To avoid all this that inevitably comes with markets you must find an alternative way to coordinate the interrelated economic affairs of worker cooperatives and communal councils here in Venezuela that preserves their legitimate sphere of autonomy. I do not believe it is an exaggeration to say that at this moment the future of twenty-first century socialism rests on your shoulders. Once again, I salute you.
Hasta la victoria siempre!

Notes
1.   The Marxist theory of exploitation focuses on how capitalists exploit their employees as a whole. Here my concern is how labor markets generate unfair wage differentials, and why wage differentials will continue to be unfair in a market system even if there are no longer capitalist employers.
2.   Worker-owned cooperatives may well have goals other than maximizing profits per member, but as long as this is one of their concerns the argument holds.
3.   Most fail to understand how arbitrary differences in what neoclassical economists call the “marginal revenue product” of different categories of labor actually are. Not only do differences in talent, education, and training come into play, differences in the scarcity of different categories of labor are equally important in determining differences in marginal revenue products. Moreover, changes in technology and/or consumer preferences can increase or decrease marginal revenue products of different categories of labor as well. The important point is that all of these influences are largely beyond an individual’s control, and completely independent of the amount of effort an individual puts into his or her work.

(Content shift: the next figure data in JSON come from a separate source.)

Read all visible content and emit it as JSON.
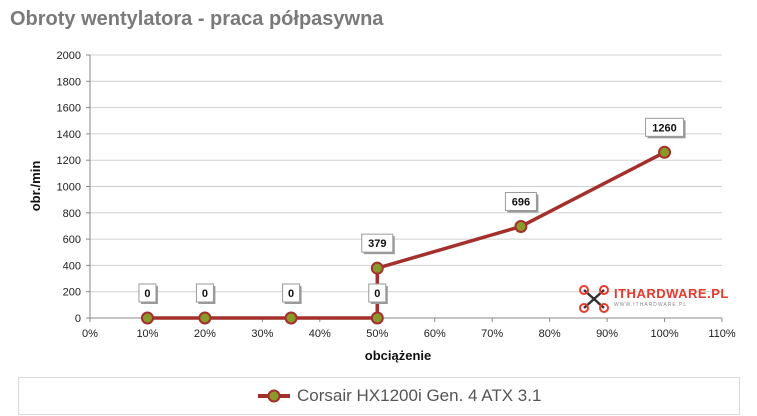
{
  "chart_data": {
    "type": "line",
    "title": "Obroty wentylatora - praca półpasywna",
    "xlabel": "obciążenie",
    "ylabel": "obr./min",
    "xlim": [
      0,
      110
    ],
    "ylim": [
      0,
      2000
    ],
    "x_ticks": [
      "0%",
      "10%",
      "20%",
      "30%",
      "40%",
      "50%",
      "60%",
      "70%",
      "80%",
      "90%",
      "100%",
      "110%"
    ],
    "y_ticks": [
      "0",
      "200",
      "400",
      "600",
      "800",
      "1000",
      "1200",
      "1400",
      "1600",
      "1800",
      "2000"
    ],
    "grid": "horizontal",
    "legend_position": "bottom",
    "series": [
      {
        "name": "Corsair HX1200i Gen. 4 ATX 3.1",
        "color": "#a3302c",
        "marker_color": "#8a9a2a",
        "x": [
          10,
          20,
          35,
          50,
          50,
          75,
          100
        ],
        "y": [
          0,
          0,
          0,
          0,
          379,
          696,
          1260
        ],
        "labels": [
          "0",
          "0",
          "0",
          "0",
          "379",
          "696",
          "1260"
        ]
      }
    ]
  },
  "logo": {
    "text": "ITHARDWARE.PL",
    "subtext": "WWW.ITHARDWARE.PL"
  }
}
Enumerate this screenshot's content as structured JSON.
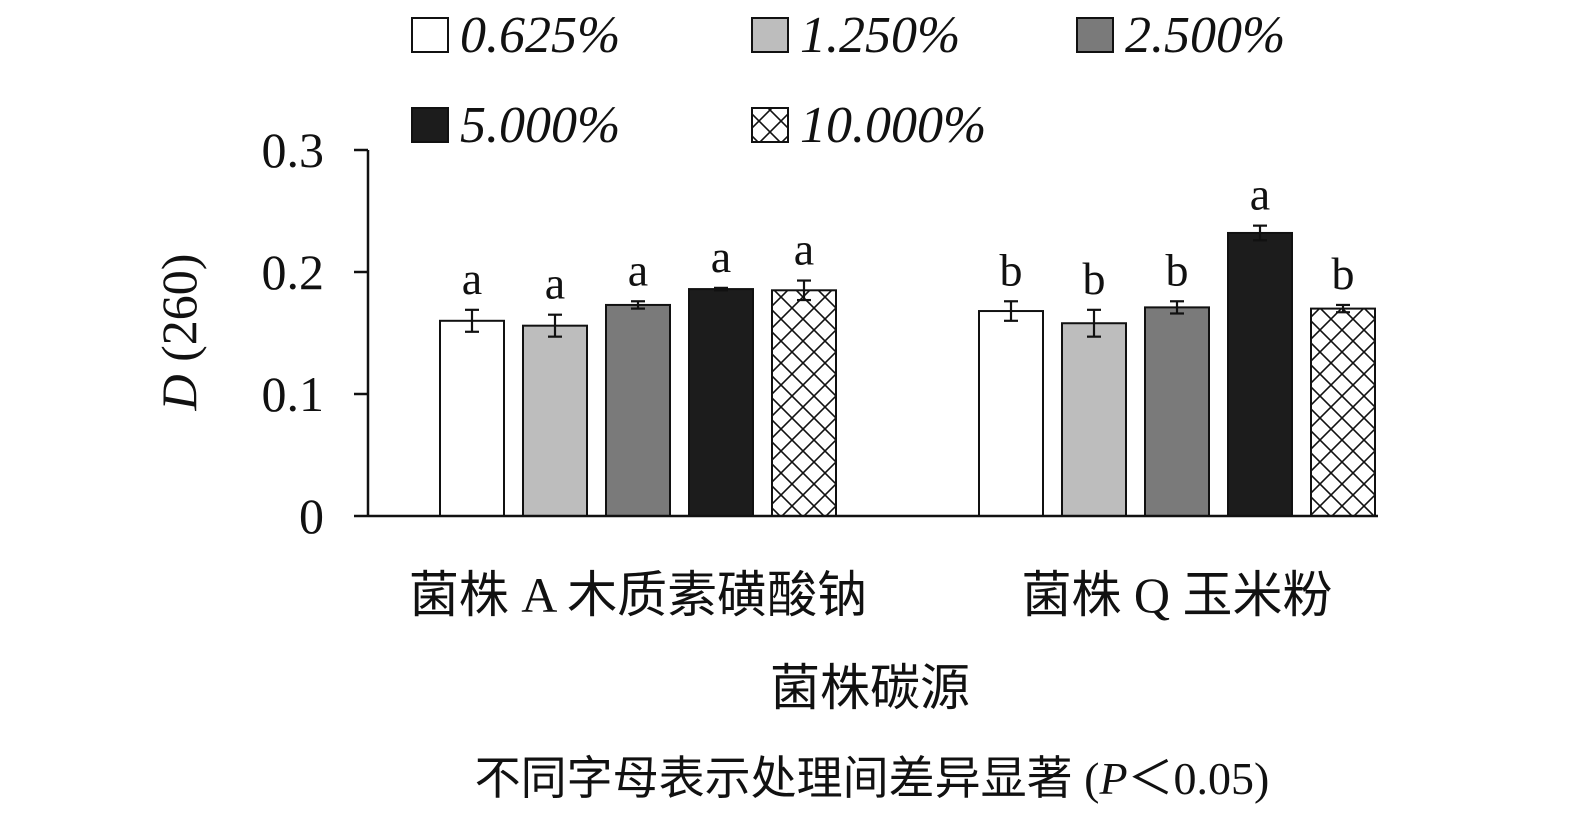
{
  "chart_data": {
    "type": "bar",
    "title": "",
    "xlabel": "菌株碳源",
    "ylabel": "D (260)",
    "ylabel_italic": "D",
    "ylabel_rest": " (260)",
    "ylim": [
      0,
      0.3
    ],
    "yticks": [
      {
        "value": 0,
        "label": "0"
      },
      {
        "value": 0.1,
        "label": "0.1"
      },
      {
        "value": 0.2,
        "label": "0.2"
      },
      {
        "value": 0.3,
        "label": "0.3"
      }
    ],
    "categories": [
      "菌株 A 木质素磺酸钠",
      "菌株 Q 玉米粉"
    ],
    "legend_position": "top",
    "series": [
      {
        "name": "0.625%",
        "fill": "#ffffff",
        "pattern": "none",
        "values": [
          0.16,
          0.168
        ],
        "errors": [
          0.009,
          0.008
        ],
        "sig": [
          "a",
          "b"
        ]
      },
      {
        "name": "1.250%",
        "fill": "#bdbdbd",
        "pattern": "none",
        "values": [
          0.156,
          0.158
        ],
        "errors": [
          0.009,
          0.011
        ],
        "sig": [
          "a",
          "b"
        ]
      },
      {
        "name": "2.500%",
        "fill": "#7a7a7a",
        "pattern": "none",
        "values": [
          0.173,
          0.171
        ],
        "errors": [
          0.003,
          0.005
        ],
        "sig": [
          "a",
          "b"
        ]
      },
      {
        "name": "5.000%",
        "fill": "#1c1c1c",
        "pattern": "none",
        "values": [
          0.186,
          0.232
        ],
        "errors": [
          0.001,
          0.006
        ],
        "sig": [
          "a",
          "a"
        ]
      },
      {
        "name": "10.000%",
        "fill": "#ffffff",
        "pattern": "crosshatch",
        "values": [
          0.185,
          0.17
        ],
        "errors": [
          0.008,
          0.003
        ],
        "sig": [
          "a",
          "b"
        ]
      }
    ],
    "note": "不同字母表示处理间差异显著 (P＜0.05)",
    "note_parts": {
      "before": "不同字母表示处理间差异显著 (",
      "italic": "P",
      "after": "＜0.05)"
    }
  }
}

4.   I have discussed only the effects of unequal ownership of human capital in a market system. Of course in a capitalist economy unequal ownership of physical capital leads to well-known inequities as well. But even if we replace capitalist enterprises with worker-owned enterprises, inequities from unequal ownership of physical capital will persist. In a market system members of cooperatives with more physical capital per worker will receive higher incomes, on average, than members of cooperatives with less physical capital per worker—even when all workers work equally hard.
5.   See Robin Hahnel, “Exploitation: A Modern Approach,” Review of Radical Political Economics 38, no. 2 (Fall 2006): 175–92, and Panic Rules! Everything You Need to Know About the Global Economy (Boston: South End Press, 1999): appendix B.